3. Risk Tolerance Capacity:
Investment means risk! There aren’t too many sure shot success stories around when it comes to entrepreneurship. And while the ones that do succeed are role models, they still can’t be imitated. So you need to ask yourself if you have what it takes to deal with possible failure. It’s not only about losing money but also your time, effort and self-esteem.

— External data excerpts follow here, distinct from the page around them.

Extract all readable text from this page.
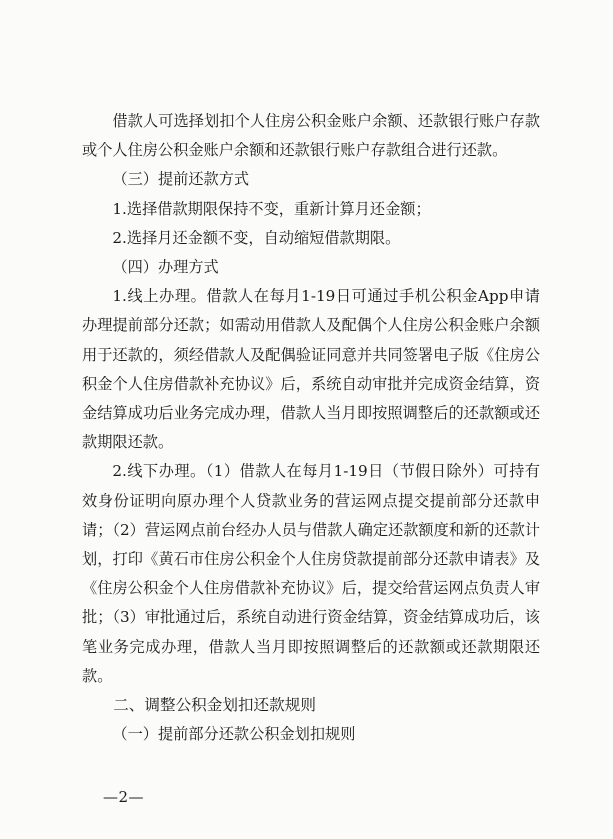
借款人可选择划扣个人住房公积金账户余额、还款银行账户存款或个人住房公积金账户余额和还款银行账户存款组合进行还款。

（三）提前还款方式

1.选择借款期限保持不变，重新计算月还金额；

2.选择月还金额不变，自动缩短借款期限。

（四）办理方式

1.线上办理。借款人在每月1-19日可通过手机公积金App申请办理提前部分还款；如需动用借款人及配偶个人住房公积金账户余额用于还款的，须经借款人及配偶验证同意并共同签署电子版《住房公积金个人住房借款补充协议》后，系统自动审批并完成资金结算，资金结算成功后业务完成办理，借款人当月即按照调整后的还款额或还款期限还款。

2.线下办理。（1）借款人在每月1-19日（节假日除外）可持有效身份证明向原办理个人贷款业务的营运网点提交提前部分还款申请；（2）营运网点前台经办人员与借款人确定还款额度和新的还款计划，打印《黄石市住房公积金个人住房贷款提前部分还款申请表》及《住房公积金个人住房借款补充协议》后，提交给营运网点负责人审批；（3）审批通过后，系统自动进行资金结算，资金结算成功后，该笔业务完成办理，借款人当月即按照调整后的还款额或还款期限还款。

二、调整公积金划扣还款规则

（一）提前部分还款公积金划扣规则

—2—
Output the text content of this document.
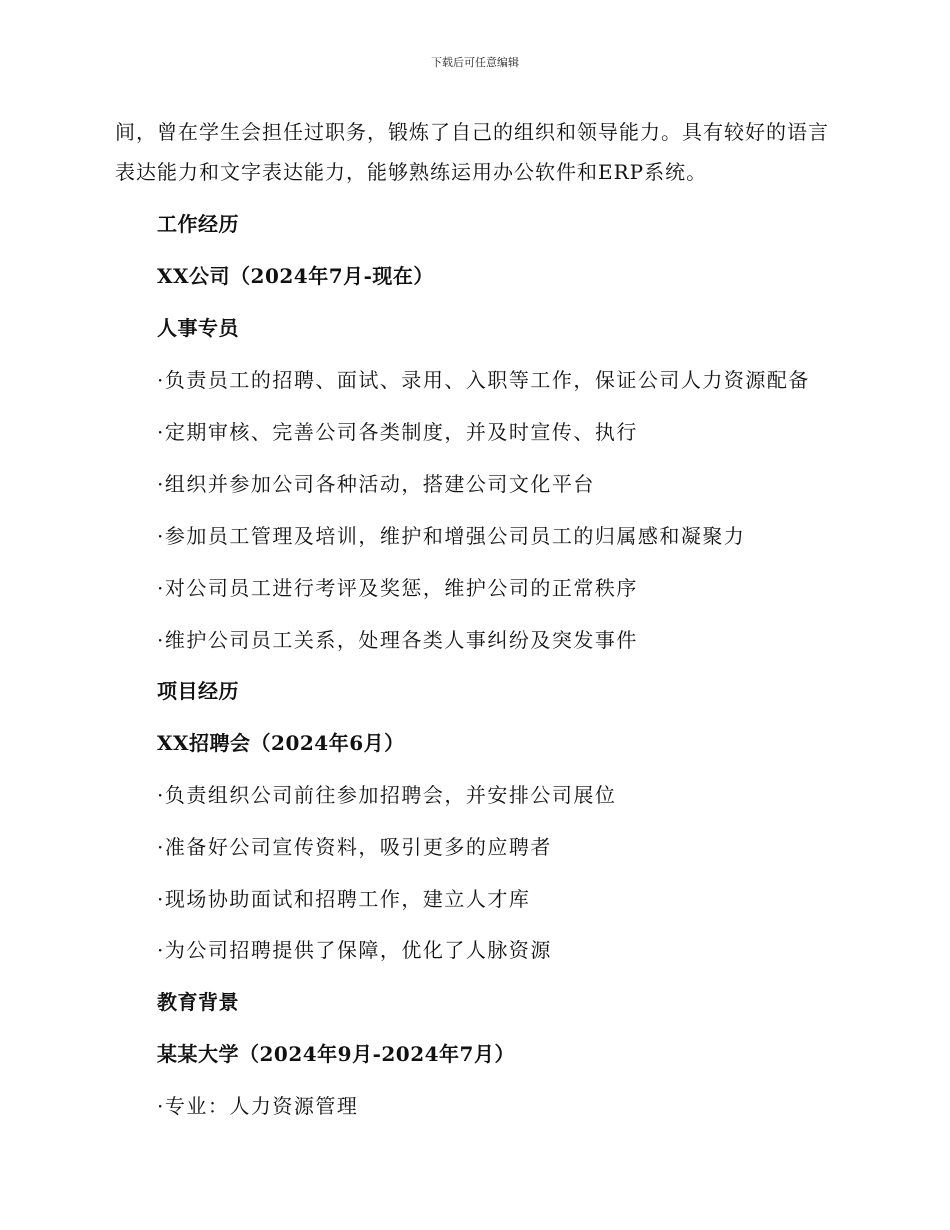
下载后可任意编辑
间，曾在学生会担任过职务，锻炼了自己的组织和领导能力。具有较好的语言表达能力和文字表达能力，能够熟练运用办公软件和ERP系统。
工作经历
XX公司（2024年7月-现在）
人事专员
·负责员工的招聘、面试、录用、入职等工作，保证公司人力资源配备
·定期审核、完善公司各类制度，并及时宣传、执行
·组织并参加公司各种活动，搭建公司文化平台
·参加员工管理及培训，维护和增强公司员工的归属感和凝聚力
·对公司员工进行考评及奖惩，维护公司的正常秩序
·维护公司员工关系，处理各类人事纠纷及突发事件
项目经历
XX招聘会（2024年6月）
·负责组织公司前往参加招聘会，并安排公司展位
·准备好公司宣传资料，吸引更多的应聘者
·现场协助面试和招聘工作，建立人才库
·为公司招聘提供了保障，优化了人脉资源
教育背景
某某大学（2024年9月-2024年7月）
·专业：人力资源管理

4. Direct vs Indirect Involvement:
Of course this is completely dependent on your skillset and interests! But some businesses like hotels/resorts or retail actives require direct involvement whereas others require just enough training or moderate involvement for say marketing or sales related activities. For example, cafes / restaurants, convenience stores etc. fall in the later category since there are already people who do these jobs better than you would!
5. Initial Investment:
Franchise investments are a big ticket affair. And while the opportunity cost of investing in a job is huge, with a franchise you at least have some kind of control over your destiny. But with such investments come high initial investment costs and most successful businesses are built on the foundation of profits from their earlier stores.
6. Relocating:
There are several franchises that do not allow their business owners to relocate after the contract has been finalized between them and the parent company. So before you finalize any agreement, be sure to ask if there’s any clause against moving your store elsewhere or relocating itself? All agreements should be thoroughly checked before signing it so as to avoid any unpleasant surprises later on!
7. Regulations:
The regulations around franchising differ from country to country. So it is important to know the laws and rules in your state. For e.g., In India, there are at least three different types of franchises available, namely Single Brand Franchises (like Café Coffee Day), Master Franchisees (like Pizza Hut) and Area Developers (like McDonald’s). The first two need prior approval from the parent company while the latter type does not require any such approvals!
8. Reliable Suppliers:
While some franchise agreements may be specific about the supplier that should be used by all their business owners, other than that you can choose your own suppliers as per your needs and convenience. You may also have certain responsibilities when it comes to product range so it is imperative to be able to source your suppliers and products as per the parent company’s rules.
9. Returns:
This is an extremely important question especially for those who invest in real estate and land. Since there is no tangible product involved here, you need to ask yourself how guaranteed these returns are? Sometimes they may not be at all! So do check with your parent company or consultant before investing so as to avoid any surprises later on!
10. Catchy Name:
The name of your franchise should not only be catchy but also brief enough so that it can easily fit onto a business card. And lastly, do remember the motto – PATIENCE IS A VIRTUE WHEN IT COMES TO SUCCESSFUL FRANCHISING!